I sat inthe back of the class during independent study. Cedar was up front. She wasn’t sketching; she just sat there, looking down at her desk. She didn’t get in my face, didn’t call me a dick. She just accepted me stepping back again, and I knew she did because she had tried when we were fifteen. She had done everything to get through to me. Camped out in my backyard, called me every ten minutes. She’d even snuck into my room one night, her plan to force me to talk. We didn’t talk. I held her, like you would a lifeline, because that was what she was to me. I watched slowly as my best friend’s heart broke, watched as her big green eyes filled with confusion, anger and then pain. She fought daily for a solid six months, tried for a year to reach me and then she gave up.

It was hard having what you wanted most in reaching distance and knowing you couldn’t have it. There was no future for us. I knew that, deep down, I had always known it, but it didn’t stop me from wanting her. Even for just a little while.

After school, I pulled into my driveway to see my dad’s car. He was never home this early, hell, he was never home. Entering the house, I followed the sound of voices to the kitchen. When I entered, he turned to me and smiled. I hadn’t seen my dad smile; shit, I didn’t know when the last time was he smiled. And this coming on the back of last night, it was fair to say I was having a what the fuck moment. Mom was there, starting early on her bottle of wine. I couldn’t say I blamed her.

He walked over, lifted his hand, and I flinched. He grabbed my shoulder and squeezed it. “Why didn’t you tell me?”

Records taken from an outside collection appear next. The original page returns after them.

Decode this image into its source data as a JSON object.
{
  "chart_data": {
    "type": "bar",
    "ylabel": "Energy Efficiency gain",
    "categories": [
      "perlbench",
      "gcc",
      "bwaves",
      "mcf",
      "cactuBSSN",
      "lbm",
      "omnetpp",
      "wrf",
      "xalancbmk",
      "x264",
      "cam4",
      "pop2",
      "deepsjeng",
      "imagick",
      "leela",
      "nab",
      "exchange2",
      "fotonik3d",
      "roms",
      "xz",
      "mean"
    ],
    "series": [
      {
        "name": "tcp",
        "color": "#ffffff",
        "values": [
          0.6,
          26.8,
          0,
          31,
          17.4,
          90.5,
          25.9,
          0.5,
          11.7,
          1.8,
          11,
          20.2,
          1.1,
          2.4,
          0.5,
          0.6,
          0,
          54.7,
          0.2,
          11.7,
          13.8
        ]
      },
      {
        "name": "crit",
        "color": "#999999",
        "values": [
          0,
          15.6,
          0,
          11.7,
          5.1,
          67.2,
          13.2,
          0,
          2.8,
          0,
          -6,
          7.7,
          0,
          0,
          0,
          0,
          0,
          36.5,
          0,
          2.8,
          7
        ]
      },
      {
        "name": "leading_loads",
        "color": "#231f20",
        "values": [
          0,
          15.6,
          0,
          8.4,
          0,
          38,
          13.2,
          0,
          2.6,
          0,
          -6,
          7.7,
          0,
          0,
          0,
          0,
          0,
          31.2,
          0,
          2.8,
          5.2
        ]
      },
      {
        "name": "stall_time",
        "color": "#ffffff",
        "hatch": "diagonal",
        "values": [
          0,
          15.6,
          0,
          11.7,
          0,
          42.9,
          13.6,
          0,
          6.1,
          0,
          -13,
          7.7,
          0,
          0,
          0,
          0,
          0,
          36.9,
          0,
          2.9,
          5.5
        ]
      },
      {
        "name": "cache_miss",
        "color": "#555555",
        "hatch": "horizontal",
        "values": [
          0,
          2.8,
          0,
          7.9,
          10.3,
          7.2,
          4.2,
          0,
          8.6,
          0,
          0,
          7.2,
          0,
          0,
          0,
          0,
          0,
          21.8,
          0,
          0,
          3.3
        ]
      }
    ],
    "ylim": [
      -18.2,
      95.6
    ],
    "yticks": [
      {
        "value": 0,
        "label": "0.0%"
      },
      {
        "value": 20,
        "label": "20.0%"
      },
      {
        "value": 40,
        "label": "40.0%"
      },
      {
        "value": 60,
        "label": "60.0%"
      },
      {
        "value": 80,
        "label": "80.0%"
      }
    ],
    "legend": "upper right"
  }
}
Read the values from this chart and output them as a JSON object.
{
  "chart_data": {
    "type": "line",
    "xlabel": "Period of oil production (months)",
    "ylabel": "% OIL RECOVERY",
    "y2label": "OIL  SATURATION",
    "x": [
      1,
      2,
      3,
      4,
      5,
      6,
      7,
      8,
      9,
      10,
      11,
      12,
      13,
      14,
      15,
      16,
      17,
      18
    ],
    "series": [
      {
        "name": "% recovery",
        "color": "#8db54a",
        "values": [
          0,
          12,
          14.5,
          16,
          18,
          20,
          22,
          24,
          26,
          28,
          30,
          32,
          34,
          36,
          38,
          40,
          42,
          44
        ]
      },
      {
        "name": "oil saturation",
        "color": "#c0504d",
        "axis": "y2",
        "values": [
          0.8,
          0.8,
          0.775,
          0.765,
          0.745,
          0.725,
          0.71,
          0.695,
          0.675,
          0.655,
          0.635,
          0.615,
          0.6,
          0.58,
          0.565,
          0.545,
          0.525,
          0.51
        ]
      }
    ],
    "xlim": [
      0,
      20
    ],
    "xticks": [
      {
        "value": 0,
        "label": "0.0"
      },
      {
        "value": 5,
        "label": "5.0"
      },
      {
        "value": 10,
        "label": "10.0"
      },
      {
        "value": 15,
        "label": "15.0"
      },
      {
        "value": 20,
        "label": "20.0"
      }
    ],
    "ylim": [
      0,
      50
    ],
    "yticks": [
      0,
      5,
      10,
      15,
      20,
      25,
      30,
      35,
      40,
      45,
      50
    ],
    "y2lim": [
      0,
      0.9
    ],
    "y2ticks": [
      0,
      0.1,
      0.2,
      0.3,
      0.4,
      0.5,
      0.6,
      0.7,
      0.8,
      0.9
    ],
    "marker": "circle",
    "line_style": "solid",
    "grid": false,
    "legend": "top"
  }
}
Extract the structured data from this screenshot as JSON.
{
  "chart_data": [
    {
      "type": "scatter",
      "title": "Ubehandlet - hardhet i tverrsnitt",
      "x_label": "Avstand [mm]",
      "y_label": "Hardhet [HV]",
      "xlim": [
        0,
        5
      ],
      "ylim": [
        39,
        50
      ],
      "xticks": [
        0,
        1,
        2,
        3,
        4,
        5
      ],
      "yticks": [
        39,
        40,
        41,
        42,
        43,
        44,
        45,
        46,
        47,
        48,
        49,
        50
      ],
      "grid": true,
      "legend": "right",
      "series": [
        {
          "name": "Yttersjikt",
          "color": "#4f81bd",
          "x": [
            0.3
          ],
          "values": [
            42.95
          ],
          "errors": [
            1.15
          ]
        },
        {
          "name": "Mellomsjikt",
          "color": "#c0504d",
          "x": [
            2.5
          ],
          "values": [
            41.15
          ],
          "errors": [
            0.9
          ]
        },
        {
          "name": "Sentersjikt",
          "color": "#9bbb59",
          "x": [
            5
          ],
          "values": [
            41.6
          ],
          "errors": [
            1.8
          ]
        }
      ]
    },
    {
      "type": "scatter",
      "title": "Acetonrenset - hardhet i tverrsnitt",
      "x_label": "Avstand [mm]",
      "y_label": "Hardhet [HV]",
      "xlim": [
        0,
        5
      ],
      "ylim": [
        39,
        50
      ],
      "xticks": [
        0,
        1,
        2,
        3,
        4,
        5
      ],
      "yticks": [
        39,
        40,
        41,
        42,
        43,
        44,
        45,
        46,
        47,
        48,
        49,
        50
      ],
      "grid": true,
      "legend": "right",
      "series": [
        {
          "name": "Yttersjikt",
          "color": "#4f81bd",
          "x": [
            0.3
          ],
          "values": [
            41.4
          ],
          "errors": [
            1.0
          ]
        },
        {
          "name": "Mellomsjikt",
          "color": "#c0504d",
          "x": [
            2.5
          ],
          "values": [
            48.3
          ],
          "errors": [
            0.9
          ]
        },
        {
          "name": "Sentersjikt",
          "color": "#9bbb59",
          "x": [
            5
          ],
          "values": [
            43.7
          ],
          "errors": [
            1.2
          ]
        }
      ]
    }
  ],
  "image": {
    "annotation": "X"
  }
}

Tell him what? What the fuck was going on?

He laughed, he fucking laughed. “Alright, I won’t push.” He squeezed my shoulder again before he dropped his hand. “Have you applied early for Yale? Unnecessary that you have to apply at all, being a legacy and us being who we are.” He walked to the fridge, pulled it open and grabbed a bottle of water.

“No.” The plan since I was born was I’d go to Yale, like him, and take over his firm. I wasn’t asked, it was assumed. That didn’t work for me.